Their Champions League effort looks all but over after Bayern Munich opened up a commanding 3-1 lead in the first leg of their last-16 clash in London but Wenger believes how his team respond will shape the outcome of a season which sees them struggling to make the top four in the Barclays Premier League.
"Of course, you are not feeling great if you can't win, but we can stay solid or crack under the pressure," Wenger said in an interview with Eurosport. "If you want to know, I am still solid, but I can't tell you that I feel great right now because my job is about winning games and when you lose you will not find a single coach in this world who feels good."
He went on: "I am not worried about us potentially coming back against Bayern, I am more worried about consequences that could manifest in the heads of our players.
"You will never know how they can absorb those blows and how the team responds to disappointment. This is the most worrying aspect for me.
"But from the experience of how to handle the end of the season, we know how to deal with that. We have had lots of experience."
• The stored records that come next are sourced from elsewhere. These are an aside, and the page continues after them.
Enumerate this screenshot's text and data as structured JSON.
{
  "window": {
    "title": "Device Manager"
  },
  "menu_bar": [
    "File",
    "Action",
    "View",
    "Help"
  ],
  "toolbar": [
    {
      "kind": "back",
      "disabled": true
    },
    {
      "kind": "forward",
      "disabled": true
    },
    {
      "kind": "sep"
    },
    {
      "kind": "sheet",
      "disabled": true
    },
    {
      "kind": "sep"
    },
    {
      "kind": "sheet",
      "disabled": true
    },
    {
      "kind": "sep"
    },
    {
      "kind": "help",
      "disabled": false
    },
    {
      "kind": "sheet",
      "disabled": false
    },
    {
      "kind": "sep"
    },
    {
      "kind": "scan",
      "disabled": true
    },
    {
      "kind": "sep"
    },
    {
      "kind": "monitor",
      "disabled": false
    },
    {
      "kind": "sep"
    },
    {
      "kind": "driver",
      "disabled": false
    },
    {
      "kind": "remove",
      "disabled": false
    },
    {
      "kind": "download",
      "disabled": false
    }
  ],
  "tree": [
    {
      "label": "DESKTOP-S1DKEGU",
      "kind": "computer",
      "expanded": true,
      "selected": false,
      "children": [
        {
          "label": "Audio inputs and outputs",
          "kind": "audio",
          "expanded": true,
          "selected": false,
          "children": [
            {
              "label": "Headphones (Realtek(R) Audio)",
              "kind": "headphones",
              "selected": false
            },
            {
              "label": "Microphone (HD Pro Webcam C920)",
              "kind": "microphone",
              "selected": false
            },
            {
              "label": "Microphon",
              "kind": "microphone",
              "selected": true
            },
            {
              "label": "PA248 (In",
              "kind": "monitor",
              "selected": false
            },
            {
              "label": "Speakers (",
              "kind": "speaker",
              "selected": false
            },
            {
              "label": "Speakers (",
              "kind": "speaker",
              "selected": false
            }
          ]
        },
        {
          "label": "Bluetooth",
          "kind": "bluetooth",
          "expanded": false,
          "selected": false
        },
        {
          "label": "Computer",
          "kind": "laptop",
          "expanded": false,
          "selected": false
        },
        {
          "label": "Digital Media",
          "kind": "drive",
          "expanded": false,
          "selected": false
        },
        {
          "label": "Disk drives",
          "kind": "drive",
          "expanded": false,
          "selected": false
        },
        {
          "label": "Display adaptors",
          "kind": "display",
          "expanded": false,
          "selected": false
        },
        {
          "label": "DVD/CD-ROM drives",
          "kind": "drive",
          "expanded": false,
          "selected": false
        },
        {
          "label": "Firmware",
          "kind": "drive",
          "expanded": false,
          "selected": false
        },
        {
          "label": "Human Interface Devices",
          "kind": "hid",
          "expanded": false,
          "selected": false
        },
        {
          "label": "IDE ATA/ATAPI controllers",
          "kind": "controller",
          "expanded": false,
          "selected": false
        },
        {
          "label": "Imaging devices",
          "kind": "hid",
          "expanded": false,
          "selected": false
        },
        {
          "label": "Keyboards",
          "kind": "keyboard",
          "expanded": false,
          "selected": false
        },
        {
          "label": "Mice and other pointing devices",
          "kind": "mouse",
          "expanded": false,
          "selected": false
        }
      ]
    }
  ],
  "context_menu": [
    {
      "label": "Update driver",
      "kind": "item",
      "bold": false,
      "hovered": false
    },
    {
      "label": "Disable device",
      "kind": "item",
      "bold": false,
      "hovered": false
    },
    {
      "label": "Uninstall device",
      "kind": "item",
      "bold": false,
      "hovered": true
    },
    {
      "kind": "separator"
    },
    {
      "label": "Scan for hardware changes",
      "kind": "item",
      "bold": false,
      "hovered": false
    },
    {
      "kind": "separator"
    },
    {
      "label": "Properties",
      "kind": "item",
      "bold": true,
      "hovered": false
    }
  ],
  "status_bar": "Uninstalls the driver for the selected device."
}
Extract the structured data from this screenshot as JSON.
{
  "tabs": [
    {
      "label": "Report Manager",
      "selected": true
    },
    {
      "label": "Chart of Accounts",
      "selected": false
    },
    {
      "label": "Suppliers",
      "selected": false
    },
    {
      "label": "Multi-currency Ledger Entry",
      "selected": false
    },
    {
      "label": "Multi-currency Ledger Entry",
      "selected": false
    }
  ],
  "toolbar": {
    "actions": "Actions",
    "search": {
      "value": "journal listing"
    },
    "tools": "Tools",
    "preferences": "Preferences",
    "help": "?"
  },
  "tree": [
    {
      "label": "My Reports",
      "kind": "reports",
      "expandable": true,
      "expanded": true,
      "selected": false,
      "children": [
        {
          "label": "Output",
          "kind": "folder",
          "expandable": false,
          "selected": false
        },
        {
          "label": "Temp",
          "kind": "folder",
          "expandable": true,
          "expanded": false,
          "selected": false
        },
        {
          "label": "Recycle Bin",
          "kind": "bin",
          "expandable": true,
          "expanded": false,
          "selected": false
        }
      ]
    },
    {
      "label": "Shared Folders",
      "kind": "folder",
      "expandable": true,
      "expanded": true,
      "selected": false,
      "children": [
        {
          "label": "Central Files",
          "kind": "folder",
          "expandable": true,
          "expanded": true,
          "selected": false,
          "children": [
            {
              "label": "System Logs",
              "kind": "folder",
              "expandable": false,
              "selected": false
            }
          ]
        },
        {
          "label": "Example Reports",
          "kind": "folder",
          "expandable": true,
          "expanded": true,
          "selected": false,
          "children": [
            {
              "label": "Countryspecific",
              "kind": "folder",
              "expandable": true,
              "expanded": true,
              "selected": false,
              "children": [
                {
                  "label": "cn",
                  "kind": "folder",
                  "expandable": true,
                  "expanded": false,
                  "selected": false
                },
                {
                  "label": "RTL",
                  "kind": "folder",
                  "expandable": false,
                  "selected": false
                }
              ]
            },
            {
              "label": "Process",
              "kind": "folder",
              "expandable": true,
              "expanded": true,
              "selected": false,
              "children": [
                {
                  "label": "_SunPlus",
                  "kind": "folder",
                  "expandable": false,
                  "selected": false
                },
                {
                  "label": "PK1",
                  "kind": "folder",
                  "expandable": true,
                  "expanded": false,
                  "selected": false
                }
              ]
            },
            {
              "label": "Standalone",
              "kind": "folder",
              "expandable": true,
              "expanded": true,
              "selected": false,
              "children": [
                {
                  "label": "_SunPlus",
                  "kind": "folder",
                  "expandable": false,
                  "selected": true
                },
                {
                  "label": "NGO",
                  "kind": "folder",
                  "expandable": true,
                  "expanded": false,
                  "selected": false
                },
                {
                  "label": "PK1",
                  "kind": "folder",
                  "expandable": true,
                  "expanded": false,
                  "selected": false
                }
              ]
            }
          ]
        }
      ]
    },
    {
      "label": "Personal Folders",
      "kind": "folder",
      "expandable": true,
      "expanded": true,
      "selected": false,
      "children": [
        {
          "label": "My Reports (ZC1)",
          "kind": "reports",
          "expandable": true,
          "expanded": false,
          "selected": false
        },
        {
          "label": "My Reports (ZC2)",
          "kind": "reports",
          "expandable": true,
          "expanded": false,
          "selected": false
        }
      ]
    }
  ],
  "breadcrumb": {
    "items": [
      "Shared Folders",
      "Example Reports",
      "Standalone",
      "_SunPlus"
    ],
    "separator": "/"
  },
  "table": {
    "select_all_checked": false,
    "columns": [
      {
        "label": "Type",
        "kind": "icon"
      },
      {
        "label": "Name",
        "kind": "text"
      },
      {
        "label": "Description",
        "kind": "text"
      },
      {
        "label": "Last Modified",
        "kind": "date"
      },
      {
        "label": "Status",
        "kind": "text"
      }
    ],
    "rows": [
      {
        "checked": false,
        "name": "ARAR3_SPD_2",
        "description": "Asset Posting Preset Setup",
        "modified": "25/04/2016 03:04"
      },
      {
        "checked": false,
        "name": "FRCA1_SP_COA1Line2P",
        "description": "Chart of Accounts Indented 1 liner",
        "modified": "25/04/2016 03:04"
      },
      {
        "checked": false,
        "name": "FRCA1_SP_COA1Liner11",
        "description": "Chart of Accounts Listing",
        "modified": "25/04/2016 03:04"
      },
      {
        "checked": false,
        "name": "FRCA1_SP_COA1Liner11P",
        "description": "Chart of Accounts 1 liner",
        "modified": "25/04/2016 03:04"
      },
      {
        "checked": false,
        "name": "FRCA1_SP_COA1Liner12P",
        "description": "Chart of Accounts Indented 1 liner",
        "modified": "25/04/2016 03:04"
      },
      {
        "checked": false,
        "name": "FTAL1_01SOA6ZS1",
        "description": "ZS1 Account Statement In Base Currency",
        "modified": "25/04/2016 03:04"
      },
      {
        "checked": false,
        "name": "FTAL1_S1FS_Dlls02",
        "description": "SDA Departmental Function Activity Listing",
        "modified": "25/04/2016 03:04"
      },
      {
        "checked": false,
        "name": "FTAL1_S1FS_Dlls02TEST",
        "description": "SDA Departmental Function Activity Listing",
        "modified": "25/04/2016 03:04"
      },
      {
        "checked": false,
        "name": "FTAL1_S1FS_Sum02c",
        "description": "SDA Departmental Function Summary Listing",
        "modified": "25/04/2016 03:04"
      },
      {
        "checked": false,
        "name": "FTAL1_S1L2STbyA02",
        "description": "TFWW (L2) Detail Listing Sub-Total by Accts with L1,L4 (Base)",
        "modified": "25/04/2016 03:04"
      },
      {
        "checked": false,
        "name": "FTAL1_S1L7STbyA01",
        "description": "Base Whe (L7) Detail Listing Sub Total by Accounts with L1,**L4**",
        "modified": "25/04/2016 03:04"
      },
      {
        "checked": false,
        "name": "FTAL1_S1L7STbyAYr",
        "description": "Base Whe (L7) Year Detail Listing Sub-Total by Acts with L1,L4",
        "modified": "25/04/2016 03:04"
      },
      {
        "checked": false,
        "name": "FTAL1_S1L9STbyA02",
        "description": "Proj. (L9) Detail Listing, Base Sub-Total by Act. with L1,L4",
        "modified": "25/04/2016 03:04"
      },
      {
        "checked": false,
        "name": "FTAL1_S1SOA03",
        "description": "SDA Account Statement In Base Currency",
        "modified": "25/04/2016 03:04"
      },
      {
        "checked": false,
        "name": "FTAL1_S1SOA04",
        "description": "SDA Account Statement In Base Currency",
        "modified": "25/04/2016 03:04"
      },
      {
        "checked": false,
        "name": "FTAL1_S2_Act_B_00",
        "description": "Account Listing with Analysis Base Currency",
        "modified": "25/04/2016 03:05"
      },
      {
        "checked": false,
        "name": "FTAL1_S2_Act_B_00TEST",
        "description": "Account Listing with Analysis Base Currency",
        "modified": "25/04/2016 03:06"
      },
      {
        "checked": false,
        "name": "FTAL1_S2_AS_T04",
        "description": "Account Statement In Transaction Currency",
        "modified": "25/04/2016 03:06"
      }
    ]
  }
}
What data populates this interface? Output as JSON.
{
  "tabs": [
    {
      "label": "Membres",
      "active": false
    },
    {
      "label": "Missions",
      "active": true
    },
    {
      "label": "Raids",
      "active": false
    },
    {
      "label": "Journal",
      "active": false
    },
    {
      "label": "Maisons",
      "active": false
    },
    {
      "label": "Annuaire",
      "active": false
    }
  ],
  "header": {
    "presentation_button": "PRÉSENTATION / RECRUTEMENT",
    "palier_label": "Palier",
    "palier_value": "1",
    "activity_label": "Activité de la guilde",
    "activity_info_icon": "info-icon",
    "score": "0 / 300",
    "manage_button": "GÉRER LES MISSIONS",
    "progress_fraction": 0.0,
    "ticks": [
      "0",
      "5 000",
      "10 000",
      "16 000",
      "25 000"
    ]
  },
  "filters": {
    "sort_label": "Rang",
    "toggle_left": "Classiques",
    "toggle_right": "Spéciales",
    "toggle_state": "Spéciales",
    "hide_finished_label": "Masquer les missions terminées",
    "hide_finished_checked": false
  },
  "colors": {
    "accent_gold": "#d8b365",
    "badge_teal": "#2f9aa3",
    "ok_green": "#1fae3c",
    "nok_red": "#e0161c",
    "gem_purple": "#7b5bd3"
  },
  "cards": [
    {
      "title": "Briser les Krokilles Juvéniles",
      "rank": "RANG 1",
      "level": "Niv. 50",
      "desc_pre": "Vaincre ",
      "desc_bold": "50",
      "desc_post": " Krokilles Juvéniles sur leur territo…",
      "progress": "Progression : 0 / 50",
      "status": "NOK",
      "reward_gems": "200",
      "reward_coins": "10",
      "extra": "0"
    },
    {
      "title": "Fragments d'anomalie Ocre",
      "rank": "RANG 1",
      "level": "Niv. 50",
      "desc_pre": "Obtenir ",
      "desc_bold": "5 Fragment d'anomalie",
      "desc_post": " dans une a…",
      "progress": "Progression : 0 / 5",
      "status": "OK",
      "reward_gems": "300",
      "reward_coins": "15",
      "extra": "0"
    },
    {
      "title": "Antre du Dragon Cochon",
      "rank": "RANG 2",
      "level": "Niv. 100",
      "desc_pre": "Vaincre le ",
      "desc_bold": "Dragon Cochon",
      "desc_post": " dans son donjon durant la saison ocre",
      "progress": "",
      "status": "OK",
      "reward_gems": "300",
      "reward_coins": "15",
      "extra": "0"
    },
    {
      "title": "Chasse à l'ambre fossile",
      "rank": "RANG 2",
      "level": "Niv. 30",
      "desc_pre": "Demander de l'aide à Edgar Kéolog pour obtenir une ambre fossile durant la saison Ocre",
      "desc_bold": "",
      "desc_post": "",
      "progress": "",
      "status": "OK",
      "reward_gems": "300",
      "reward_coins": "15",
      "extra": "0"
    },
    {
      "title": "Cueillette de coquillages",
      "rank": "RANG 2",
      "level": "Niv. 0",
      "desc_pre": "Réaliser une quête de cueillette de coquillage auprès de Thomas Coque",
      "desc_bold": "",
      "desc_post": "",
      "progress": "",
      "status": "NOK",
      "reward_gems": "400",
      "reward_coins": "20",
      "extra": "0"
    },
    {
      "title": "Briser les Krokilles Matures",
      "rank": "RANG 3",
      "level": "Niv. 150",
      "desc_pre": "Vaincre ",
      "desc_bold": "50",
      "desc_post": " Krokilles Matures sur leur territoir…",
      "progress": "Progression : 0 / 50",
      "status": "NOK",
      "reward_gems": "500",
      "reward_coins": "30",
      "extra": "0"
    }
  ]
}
While there is nothing Wenger can do now but rely on his continued belief the current group of players will be able to overall either Spurs or Chelsea to finish in the top four, Arsenal are expected to strengthen the squad in the summer.
Several fringe players, like Andrey Arshavin and Sebastien Squillaci are set to be offloaded to trim the wage bill, with reinforcements brought in on the back of the club's new sponsorship deal with Emirates Airline, which has been frontloaded to hit the summer transfer market.
Defence is one area where Wenger will look to bring in new additions, with Swansea's Ashley Williams a reported £8million target. In midfield, Jordy Clasie of Feyenoord is said to be another on the Arsenal radar.
There could also still be developments off the pitch should American owner Stan Kroenke elect to sell his majority shareholdings to a so-far unnamed Middle East consortium reportedly to be ready to pay some £1.5billion for the Gunners, who have long championed a self-sustaining model based around the income generated from their 60,000-seater Emirates Stadium home.